Under the new guidelines, Post journalists can participate in conferences or events sponsored by outside groups, but must obtain prior approval. As in the past, the journalists cannot accept payment from governments, political groups or organizations that take positions on controversial issues. The rules also codify existing practice in saying that Post journalists -- except for opinion columnists -- should "avoid making statements that could call into question their objectivity."

So, you ink-stained wretches, if you get invited to the WaPo manse and there are bigwigs in attendance, here are the ground rules:
  • You are on the clock.
  • You won't get paid.
  • You might even be asked to carry a few trays of horsey douvers around.
It's all about maintaining appearances. WaPo might be running a bordello, but rest assured that nobody is just leaving cash on the dresser.

Accent-uate The Positive

For Virginia politicians, is a Southern accent a bad thing?
By James Hohmann
Washington Post Staff Writer
Friday, January 15, 2010


Stand-up comedian (and Georgia Tech Electrical Engineering graduate) Jeff Foxworthy once said that as soon as people hear a southern accent, they spot you ten IQ points. James Hohmann figures that the voters of Virginia do also. He points out that the last three governors elected were the candidates with the least drawl in their 'y'all'.
Virginia's incoming governor, Robert F. McDonnell (R), has little in common with his two Democratic predecessors, but like Timothy M. Kaine and Mark Warner, he heads to the Executive Mansion sounding more like a Yankee than his recent opponent -- a seemingly trivial fact that might reveal an evolving pattern in Virginia politics:

Can a decidedly Southern way of speaking create a handicap for candidates trying to win a statewide office?
And he finds evidence for the Foxworthy anecdote:
But several studies indicate that some people -- including Southerners -- stereotype speakers with Southern accents as honest and reliable but not too smart. And the accent can seem off-putting to some voters, including African Americans who voted in unusually high numbers in the 2008 presidential race.

"When white Southerners sound Southern, African Americans are viscerally suspicious of them, for obvious historical reasons," said Dennis R. Preston, an English professor at Oklahoma State University.
The article is clearly a spin-off of the Harry Reid 'Negro dialect' gaffe (a gaffe being a politician accidentally telling the truth) turned around to see if accents are a race neutral article of discrimination.

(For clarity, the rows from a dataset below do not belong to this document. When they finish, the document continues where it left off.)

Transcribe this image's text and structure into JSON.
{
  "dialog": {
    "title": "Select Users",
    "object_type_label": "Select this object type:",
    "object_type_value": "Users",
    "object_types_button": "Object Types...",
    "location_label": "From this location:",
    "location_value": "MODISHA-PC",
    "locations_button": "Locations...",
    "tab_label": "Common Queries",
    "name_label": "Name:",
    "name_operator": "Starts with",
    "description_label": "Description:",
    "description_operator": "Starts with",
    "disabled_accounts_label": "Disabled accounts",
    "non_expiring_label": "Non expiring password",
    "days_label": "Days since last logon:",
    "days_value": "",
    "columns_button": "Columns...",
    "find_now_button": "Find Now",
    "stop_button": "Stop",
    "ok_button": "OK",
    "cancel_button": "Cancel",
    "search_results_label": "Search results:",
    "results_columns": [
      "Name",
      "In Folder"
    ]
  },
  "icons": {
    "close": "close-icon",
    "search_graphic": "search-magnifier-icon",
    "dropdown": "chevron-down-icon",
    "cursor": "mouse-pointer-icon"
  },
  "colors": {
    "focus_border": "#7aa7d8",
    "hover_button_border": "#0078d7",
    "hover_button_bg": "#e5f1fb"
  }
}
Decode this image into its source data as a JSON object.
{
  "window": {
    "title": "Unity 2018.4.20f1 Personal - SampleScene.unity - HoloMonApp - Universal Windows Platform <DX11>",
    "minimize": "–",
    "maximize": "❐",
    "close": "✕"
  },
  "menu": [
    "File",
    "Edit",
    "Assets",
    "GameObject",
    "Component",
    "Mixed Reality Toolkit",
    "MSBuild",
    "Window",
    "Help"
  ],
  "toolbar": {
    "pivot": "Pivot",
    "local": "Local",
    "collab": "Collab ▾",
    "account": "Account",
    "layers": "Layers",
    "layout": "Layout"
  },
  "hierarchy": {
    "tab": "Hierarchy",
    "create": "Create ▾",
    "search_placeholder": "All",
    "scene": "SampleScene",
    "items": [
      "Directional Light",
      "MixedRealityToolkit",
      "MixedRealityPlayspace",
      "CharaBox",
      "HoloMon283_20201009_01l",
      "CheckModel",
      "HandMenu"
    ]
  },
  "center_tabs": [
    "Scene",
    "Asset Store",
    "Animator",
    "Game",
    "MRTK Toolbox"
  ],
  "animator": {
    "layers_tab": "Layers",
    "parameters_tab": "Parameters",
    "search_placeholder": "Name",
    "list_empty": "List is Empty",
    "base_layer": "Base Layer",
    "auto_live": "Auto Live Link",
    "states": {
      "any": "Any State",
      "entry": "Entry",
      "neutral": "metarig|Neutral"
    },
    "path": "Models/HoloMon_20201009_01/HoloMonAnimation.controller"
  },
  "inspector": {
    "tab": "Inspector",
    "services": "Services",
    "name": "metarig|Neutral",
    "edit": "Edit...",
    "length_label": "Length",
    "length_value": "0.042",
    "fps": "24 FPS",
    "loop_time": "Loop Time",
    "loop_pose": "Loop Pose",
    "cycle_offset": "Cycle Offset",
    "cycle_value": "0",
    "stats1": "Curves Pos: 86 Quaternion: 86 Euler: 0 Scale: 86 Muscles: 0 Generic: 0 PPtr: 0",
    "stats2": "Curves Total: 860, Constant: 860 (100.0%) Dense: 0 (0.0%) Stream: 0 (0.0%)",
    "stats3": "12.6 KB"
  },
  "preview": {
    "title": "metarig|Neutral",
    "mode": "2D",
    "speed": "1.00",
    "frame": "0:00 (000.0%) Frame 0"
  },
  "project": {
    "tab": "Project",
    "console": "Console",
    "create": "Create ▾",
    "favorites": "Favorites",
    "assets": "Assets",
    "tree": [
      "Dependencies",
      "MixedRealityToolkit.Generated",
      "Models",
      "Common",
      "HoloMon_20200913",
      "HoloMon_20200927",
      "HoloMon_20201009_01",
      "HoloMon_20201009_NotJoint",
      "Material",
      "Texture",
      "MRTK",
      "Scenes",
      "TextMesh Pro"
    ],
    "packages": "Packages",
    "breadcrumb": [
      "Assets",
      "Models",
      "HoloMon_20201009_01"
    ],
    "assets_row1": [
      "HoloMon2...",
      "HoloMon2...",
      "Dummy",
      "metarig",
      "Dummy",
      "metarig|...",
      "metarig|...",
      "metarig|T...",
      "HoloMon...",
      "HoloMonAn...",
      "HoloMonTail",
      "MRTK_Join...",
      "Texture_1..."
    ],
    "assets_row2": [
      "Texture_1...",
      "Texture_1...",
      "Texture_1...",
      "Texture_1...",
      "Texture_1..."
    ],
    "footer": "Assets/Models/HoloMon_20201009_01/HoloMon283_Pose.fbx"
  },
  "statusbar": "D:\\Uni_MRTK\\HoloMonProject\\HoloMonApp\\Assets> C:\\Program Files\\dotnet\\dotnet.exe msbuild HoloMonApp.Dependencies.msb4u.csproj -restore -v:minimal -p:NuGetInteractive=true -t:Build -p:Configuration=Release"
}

In another example of this trendlet, The Daily Howler asks if Harold Ford's southern roots are hurting his appeal as a reverse carpetbagger in New York:
Could Ford lose votes in the state of New York because of his intermittent accent? Presumably yes, he could. We say that because considerations of speech and accent have commonly been discussed with regard to recent American pols, with the steady suggestion that accent counts when it comes to getting votes. We may be wrong, but we think we’ve heard Chris Matthews suggest that Governor Haley Barbour (R-MS) might have trouble as a national candidate due to his very strong Deep South accent. (This topic is hard to search.) Meanwhile, pundits have often caught big national candidates affecting their accents to suit a region’s preferences.
All of this is an end run around discussing Barack Obama's Hawaiian-Kansan-Kenyan blaccent because the chattering classes have to have something to say whenever some racially tinged topic raises its head. It all seems kind of silly. I can just imagine here on the eve of a three day weekend, Martin Luther King Jr. bellowing in his stentorian cadence: "I have a dream that my four little children will one day live in a nation where they will not be judged by the tone of their voice, but by the wisdom of their words."